55 per cent of women fully empowered
In the Report, the UNFPA said that only 55 per cent of women are fully empowered to make choices over ability to say yes or no to sex, health care and contraception. The report further notes that only 71 per cent of countries guarantee access to overall maternity care. It also mentioned that 75 per cent of countries legally ensure full, equal access to Contraception and about 80 per cent of countries have laws supporting sexual health and well-being. The UNFPA report points out that only 56 per cent of teh countries have laws and policies supporting comprehensive sexuality education.
RIGHT TO BODILY AUTONOMY
UNFPA Director Dr. Natalia Kanem said the fact that nearly half of women still cannot take decisions about whether or not to have sex, use contraception, and seek health care should outrage everyone. “In essence, hundreds of millions of women do not own their own bodies. Their lives are governed by others,” she said.
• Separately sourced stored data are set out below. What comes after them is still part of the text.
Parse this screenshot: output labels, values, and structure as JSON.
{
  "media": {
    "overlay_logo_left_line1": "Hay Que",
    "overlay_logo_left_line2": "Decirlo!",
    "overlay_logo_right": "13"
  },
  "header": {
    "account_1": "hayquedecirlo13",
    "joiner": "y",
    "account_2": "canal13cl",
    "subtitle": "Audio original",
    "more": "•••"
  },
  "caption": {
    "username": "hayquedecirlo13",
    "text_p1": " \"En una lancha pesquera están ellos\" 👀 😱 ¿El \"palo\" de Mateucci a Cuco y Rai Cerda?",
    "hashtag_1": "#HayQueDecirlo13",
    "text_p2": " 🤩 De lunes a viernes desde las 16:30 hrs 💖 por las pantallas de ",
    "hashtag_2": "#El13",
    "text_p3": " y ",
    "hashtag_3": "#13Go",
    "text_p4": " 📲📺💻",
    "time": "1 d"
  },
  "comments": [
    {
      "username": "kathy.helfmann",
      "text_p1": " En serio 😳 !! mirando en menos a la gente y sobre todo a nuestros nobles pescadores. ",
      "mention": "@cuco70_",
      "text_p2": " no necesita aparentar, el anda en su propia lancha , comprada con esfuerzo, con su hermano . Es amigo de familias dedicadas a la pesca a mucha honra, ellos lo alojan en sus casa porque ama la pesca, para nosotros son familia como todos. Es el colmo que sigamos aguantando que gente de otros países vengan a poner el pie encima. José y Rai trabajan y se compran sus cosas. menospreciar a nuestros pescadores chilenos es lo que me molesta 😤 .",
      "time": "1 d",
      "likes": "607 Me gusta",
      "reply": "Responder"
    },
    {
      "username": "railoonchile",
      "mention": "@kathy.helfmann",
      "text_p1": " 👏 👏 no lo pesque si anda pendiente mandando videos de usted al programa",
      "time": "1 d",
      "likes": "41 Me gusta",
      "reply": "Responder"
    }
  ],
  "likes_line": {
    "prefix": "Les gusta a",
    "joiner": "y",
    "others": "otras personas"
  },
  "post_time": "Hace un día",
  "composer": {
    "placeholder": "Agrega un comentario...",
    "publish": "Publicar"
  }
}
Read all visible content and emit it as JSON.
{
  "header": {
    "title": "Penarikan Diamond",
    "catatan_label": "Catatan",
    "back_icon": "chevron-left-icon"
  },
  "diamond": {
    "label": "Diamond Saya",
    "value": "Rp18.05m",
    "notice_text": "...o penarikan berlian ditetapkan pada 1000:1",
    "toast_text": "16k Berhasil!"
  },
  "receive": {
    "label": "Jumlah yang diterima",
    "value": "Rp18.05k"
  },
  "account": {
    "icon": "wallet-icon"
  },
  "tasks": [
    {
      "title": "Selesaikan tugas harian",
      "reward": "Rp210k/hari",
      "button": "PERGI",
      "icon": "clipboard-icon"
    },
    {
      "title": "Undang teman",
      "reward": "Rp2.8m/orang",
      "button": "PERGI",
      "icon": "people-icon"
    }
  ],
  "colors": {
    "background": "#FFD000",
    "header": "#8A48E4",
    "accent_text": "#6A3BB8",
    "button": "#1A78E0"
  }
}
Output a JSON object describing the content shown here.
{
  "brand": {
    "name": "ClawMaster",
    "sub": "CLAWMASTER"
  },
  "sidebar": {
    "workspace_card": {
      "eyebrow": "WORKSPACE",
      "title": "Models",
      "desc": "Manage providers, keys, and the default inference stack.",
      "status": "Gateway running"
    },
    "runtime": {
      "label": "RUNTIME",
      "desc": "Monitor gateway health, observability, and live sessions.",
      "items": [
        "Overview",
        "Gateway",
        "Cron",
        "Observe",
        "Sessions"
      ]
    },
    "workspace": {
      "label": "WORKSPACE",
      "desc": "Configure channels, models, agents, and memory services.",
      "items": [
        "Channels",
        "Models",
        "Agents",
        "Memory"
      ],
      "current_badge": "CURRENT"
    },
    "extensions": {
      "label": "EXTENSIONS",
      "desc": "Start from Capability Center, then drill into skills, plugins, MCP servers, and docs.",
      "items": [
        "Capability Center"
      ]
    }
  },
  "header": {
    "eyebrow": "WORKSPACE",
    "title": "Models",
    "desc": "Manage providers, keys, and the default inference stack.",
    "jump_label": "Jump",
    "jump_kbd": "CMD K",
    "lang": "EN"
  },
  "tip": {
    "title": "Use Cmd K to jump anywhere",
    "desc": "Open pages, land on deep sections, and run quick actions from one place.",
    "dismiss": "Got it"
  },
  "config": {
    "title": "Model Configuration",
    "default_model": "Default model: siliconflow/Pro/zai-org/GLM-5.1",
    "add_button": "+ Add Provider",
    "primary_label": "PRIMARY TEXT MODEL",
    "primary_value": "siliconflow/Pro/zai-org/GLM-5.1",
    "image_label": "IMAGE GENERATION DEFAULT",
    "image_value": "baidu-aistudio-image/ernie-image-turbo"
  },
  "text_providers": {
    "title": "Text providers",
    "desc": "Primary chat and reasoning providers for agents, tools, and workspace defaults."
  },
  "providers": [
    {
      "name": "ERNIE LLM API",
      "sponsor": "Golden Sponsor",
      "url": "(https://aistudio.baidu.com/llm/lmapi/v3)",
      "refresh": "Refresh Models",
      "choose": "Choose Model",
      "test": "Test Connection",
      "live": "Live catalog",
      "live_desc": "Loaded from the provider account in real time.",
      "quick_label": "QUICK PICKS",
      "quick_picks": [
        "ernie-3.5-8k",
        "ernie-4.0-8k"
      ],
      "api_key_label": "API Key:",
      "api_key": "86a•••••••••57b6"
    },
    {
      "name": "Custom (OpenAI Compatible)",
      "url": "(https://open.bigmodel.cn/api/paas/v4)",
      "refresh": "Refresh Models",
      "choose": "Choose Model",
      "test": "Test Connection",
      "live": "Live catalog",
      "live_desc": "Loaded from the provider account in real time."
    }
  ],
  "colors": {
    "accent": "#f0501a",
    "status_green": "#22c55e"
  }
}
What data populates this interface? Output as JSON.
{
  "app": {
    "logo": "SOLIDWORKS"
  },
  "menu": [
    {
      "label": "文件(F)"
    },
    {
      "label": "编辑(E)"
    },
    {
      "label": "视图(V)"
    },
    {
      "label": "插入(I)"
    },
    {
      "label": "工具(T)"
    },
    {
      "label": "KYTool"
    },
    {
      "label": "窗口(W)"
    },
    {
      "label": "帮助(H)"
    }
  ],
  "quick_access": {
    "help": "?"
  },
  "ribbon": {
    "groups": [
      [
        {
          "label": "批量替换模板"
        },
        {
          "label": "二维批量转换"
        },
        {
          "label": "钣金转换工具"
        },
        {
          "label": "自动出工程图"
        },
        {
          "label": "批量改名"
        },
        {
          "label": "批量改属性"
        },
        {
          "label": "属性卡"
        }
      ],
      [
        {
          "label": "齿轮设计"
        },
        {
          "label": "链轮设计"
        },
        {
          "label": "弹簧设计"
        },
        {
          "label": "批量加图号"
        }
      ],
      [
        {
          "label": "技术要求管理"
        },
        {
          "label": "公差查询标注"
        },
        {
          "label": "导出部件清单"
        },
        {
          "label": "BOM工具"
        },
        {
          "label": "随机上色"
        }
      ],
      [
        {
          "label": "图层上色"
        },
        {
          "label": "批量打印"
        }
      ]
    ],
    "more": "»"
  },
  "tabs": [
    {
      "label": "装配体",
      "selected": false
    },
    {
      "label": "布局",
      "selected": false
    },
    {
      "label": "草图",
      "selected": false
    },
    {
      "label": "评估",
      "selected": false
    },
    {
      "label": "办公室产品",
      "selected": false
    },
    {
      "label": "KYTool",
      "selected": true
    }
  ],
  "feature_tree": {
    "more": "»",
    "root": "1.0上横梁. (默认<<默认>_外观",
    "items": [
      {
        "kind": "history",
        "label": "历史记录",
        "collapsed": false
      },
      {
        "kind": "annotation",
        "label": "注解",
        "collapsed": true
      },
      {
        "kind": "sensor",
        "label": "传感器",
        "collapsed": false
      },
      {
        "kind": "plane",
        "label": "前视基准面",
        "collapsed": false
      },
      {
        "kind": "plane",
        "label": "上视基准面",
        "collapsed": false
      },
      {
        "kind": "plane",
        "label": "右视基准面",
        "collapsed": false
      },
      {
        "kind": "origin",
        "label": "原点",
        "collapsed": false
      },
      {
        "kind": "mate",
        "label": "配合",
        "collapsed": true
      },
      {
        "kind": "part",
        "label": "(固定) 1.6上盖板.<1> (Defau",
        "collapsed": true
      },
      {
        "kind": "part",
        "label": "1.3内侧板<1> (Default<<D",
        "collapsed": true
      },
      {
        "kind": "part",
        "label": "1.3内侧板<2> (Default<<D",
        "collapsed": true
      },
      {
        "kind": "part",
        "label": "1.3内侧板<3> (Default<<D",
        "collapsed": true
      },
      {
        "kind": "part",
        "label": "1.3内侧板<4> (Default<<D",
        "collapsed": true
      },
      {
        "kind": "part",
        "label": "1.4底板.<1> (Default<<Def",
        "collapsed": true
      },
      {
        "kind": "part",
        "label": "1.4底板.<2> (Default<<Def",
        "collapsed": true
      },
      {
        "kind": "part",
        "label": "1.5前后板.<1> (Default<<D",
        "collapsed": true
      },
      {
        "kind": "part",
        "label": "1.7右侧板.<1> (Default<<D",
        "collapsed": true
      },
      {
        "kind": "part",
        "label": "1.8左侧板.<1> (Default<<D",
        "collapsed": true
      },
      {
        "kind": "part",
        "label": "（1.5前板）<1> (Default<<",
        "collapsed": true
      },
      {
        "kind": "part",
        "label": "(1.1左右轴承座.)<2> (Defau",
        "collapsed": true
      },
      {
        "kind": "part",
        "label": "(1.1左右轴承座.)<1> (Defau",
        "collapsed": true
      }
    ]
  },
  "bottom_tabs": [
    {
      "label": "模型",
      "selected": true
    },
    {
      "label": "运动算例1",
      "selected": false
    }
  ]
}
She stressed, “each of us has a right to bodily autonomy and should make our own choices about our bodies, and to have those choices supported by everyone around us, and by our societies at large. Depriving women and girls of bodily autonomy is wrong. It causes reinforces inequalities and violence, all of which arise from gender discrimination.”
MARRY THE RAPIST
The report notes that twenty countries have “marry your rapist” laws. Here men can escape criminal prosecution if he marries the woman or girl he raped. It said that 43 countries have no legislation addressing the issue of marital rape. More than 30 countries restrict women’s right to move around outside the home. Girls and boys with disabilities are nearly three times more likely to be subjected to sexual violence, with girls at the greatest risk, the report notes.
The UNFPA report also comes up with many solutions to address the violations and abuse on bodily autonomy. It notes that a criminal justice system might require a survivor to undergo an invasive virginity test to prosecute a case of rape. It said that real solutions must take into account the needs and experiences of those affected.
Dr Kanem said that the denial of bodily autonomy is violation of women fundamental rights of women and girls. “It is nothing less than an annihilation of the spirit and it must stop,” she said.
The UNFPA Director says a woman who has control over her body is more likely to empower in other spheres of her life. “She gains not only in terms of autonomy changes in health and education, income and safety. She is more likely to thrive and so is her family,” she added.